ESXi Host Becomes Unresponsive Due to Memory Controller Errors Leading to Storage I/O Issues
search cancel

ESXi Host Becomes Unresponsive Due to Memory Controller Errors Leading to Storage I/O Issues

book

Article ID: 373203

calendar_today

Updated On:

Products

VMware vSphere ESXi

Issue/Introduction

An ESXi host may become unresponsive for an extended period without experiencing a purple screen of death (PSOD) or rebooting. The host eventually resumes normal operation without intervention.

Environment

Environment:
- VMware ESXi 7.0 or newer
- Sample log entries indicating the issue:

  1. Memory Controller Errors found in /var/log/vmkernel.log, such as:
     2024-07-17T23:04:17.991Z cpu22:3361787)MCA: 209: CE Poll G0 B8 S9c00004001010091 A6619f377c0 M200401c089801086 P6619f377c0/40 Memory Controller Read Error on Channel 1.

  2. hostd Service Hang found in /var/log/vmkernel.log, such as:
     2024-07-17T22:24:35.571Z cpu6:2100050)ALERT: hostd detected to be non-responsive

  3. Storage I/O issues found in /var/log/vmkernel.log, such as:
   2024-07-17T23:01:34.001Z cpu3:2097735)WARNING: ScsiDeviceIO: 1513: Device naa.xxxxxxxxxxxxxxxxxxxxxxxxxxxxxxxx performance has deteriorated. I/O latency increased from average value of 1004 microseconds to 107588 microseconds.
   2024-07-17T22:37:41.167Z cpu2:2097201)ScsiDeviceIO: 4176: Cmd(0x45b96d402508) 0x89, CmdSN 0x1578666 from world 3361402 to dev "naa.xxxxxxxxxxxxxxxxxxxxxxxxxxxxxxxx" failed H:0x0 D:0x2 P:0x0 Valid sense data: 0xe 0x1d 0x0
   (especially if I/O latency is very high, over 1000000 microseconds, and multiple occurrences of 0xe 0x1d 0x0 within a single second)

  4. Storage I/O Issues found in /var/log/hostd.log, such as:
     2024-07-17T22:23:21.493Z warning hostd[2098944] [Originator@6876 sub=IoTracker] In thread 2099376, fopen("/vmfs/volumes/xxxxxxxx-xxxxxxx-xxxx-xxxxxxxxxxxx/vm-name/vm-name.vmx") took over 36 sec.
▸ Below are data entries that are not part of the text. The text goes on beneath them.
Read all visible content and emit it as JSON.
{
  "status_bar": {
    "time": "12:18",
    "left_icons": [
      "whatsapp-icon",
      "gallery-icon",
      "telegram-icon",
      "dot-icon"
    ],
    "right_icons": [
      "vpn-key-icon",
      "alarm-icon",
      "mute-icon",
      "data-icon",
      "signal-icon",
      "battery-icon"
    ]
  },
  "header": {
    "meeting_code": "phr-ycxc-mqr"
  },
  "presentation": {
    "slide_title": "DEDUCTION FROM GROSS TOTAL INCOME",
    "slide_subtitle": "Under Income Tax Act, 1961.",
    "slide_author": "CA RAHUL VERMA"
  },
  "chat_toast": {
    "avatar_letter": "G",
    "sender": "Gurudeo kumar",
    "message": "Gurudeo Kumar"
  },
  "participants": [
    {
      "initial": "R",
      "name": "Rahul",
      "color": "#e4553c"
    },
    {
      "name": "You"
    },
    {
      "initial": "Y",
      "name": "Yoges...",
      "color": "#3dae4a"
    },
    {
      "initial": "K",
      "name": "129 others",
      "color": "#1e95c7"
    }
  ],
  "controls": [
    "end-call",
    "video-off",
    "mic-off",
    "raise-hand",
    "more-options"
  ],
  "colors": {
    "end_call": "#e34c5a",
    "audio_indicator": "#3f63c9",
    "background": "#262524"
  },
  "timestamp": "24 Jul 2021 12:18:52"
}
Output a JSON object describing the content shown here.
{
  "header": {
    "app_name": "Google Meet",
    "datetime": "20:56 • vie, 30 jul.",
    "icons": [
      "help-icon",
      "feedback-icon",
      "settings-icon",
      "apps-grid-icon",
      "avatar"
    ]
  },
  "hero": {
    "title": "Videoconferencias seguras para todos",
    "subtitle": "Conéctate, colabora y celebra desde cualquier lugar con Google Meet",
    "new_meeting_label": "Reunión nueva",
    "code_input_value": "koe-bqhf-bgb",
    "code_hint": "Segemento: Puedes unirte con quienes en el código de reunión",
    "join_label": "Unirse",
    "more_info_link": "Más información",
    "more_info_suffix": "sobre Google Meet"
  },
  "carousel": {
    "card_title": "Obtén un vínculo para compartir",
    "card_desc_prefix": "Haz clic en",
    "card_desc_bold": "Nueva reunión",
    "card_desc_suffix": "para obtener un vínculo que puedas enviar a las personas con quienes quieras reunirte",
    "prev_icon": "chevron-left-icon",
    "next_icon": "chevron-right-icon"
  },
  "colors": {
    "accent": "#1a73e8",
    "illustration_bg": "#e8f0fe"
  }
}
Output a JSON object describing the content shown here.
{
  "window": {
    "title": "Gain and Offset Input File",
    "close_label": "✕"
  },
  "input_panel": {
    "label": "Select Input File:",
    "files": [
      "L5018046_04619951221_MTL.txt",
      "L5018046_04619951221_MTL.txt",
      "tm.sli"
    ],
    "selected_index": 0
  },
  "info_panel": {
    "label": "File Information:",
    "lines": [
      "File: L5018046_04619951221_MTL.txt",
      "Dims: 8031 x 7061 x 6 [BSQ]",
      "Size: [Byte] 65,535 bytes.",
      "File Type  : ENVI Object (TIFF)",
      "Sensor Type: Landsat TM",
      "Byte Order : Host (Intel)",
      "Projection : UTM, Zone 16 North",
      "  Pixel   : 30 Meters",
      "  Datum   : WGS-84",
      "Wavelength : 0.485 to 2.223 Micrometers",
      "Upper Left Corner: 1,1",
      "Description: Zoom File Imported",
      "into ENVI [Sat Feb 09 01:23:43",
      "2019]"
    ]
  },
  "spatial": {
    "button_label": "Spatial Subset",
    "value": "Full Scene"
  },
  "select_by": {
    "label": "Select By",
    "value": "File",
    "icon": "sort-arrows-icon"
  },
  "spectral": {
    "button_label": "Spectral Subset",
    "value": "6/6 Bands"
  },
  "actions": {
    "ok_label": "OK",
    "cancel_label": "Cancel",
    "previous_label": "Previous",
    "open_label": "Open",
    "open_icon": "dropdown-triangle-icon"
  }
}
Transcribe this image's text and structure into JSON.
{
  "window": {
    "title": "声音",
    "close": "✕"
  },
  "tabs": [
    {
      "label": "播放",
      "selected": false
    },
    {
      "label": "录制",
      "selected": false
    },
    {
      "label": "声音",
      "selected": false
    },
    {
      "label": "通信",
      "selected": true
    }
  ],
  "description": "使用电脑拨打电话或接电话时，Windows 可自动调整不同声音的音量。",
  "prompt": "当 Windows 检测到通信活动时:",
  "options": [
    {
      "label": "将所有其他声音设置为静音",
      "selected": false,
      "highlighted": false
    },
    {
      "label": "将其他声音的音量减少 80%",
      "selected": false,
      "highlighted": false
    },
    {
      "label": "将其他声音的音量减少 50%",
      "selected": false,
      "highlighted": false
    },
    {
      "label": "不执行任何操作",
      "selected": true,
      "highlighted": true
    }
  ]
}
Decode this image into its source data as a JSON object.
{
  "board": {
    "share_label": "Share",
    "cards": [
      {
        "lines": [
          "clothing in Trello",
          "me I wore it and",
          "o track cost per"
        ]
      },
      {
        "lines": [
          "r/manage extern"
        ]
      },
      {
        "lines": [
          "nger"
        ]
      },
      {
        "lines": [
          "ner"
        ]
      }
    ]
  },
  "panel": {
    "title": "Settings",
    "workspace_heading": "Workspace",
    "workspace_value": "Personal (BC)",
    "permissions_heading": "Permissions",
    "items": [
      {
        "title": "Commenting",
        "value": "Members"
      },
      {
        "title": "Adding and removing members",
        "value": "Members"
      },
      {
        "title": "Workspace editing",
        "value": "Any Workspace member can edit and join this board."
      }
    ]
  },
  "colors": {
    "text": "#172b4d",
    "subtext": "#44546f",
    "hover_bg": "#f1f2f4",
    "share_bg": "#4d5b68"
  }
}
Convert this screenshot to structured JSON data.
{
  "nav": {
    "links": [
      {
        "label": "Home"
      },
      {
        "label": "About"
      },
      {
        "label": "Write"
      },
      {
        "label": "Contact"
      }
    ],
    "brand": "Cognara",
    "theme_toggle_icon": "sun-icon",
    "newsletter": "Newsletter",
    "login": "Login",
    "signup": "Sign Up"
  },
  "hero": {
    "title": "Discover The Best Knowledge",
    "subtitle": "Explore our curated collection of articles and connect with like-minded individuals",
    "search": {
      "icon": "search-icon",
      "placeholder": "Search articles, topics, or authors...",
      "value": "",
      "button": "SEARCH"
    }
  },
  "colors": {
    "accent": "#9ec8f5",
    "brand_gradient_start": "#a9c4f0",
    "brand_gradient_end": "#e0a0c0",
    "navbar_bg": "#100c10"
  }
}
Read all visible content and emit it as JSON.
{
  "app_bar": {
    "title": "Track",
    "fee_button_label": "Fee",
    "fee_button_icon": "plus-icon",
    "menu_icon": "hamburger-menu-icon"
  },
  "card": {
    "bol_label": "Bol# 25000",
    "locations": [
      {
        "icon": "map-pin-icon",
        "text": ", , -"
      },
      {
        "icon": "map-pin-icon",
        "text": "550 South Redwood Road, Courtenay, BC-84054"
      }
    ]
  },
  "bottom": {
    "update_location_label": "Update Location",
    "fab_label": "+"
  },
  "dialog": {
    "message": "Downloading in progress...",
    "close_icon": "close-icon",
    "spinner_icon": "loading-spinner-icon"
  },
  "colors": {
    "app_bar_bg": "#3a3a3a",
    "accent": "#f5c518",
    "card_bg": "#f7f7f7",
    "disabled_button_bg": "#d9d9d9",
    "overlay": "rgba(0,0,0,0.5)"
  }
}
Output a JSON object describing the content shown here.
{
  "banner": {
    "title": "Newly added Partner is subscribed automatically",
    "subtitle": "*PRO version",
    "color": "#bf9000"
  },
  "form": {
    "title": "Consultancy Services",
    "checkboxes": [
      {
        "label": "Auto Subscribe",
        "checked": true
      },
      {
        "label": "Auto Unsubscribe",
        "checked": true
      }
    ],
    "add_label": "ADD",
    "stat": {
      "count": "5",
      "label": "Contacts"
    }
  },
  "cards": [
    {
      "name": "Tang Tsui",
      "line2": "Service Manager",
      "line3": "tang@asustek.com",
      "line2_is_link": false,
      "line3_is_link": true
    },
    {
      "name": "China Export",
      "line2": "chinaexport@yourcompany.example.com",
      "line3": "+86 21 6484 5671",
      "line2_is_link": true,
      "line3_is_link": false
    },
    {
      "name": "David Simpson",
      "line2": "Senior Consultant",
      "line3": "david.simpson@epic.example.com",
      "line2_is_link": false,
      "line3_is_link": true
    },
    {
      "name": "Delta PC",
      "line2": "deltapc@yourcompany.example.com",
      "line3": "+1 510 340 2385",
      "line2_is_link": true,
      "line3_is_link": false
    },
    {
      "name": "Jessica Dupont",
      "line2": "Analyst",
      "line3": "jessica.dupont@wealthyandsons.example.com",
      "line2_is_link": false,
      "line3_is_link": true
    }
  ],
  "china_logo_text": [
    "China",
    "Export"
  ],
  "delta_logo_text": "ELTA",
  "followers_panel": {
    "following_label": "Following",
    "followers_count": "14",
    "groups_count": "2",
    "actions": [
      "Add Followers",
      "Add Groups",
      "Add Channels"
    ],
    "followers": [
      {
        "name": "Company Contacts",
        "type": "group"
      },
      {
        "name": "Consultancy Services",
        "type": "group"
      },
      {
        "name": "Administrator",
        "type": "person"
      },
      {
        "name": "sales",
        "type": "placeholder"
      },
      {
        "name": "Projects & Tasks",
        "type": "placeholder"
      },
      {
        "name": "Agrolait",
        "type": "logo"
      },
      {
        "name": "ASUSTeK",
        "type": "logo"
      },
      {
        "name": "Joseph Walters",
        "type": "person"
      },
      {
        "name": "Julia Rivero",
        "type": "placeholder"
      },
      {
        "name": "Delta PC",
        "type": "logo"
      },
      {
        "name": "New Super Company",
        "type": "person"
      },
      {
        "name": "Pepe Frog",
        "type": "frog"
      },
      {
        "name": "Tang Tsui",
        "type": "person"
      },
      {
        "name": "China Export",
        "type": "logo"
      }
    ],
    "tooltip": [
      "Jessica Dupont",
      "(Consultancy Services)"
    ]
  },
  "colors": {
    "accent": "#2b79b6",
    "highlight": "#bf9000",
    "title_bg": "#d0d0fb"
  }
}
  4. VMFS Volume Access Issue:
     2024-07-17T22:21:37.520Z 2024-07-17T22:23:06.553Z Volume access related events - Last 10 days
     UUID                                Volume                    Access Lost              Access Recovered
     ----------------------------------- ------------------------- ------------------------ ------------------------
     63a1eecc-42195f22-b269-0025b513a03b datastore-name            2024-07-17T22:21:37.520Z 2024-07-17T22:23:06.553Z

These log entries demonstrate the sequence of events: memory controller errors, followed by storage I/O issues, leading to the hostd service becoming unresponsive, and VMFS volume access problems.

Cause

Memory controller errors can trigger a cascade of storage I/O issues, ultimately causing the hostd service to hang. This occurs because storage I/O operations depend on data moving through memory. As the hostd service attempts to manage an increasing number of pending operations due to I/O errors, it quickly exhausts its available heap memory, leading to unresponsiveness.

Resolution

Resolution:
1. Run memory diagnostics:
   a. Boot the affected host into a memory testing utility (e.g., the server manufacturer's diagnostic tool or Memtest86+).
   b. Run the memory test for at least 24 hours.
   c. If errors are detected, contact your hardware vendor for further assistance or potential hardware replacement.

2. Monitor the host:
   a. After applying updates and confirming stable operation, closely monitor the host for any signs of similar issues.
   b. Pay particular attention to any storage-related alerts or performance degradation.

5. If issues persist:
   a. Collect a new set of ESXi host logs and review for recurring memory or storage errors.
   b. Consider engaging your hardware vendor for a more thorough hardware diagnostic if memory tests pass but issues continue.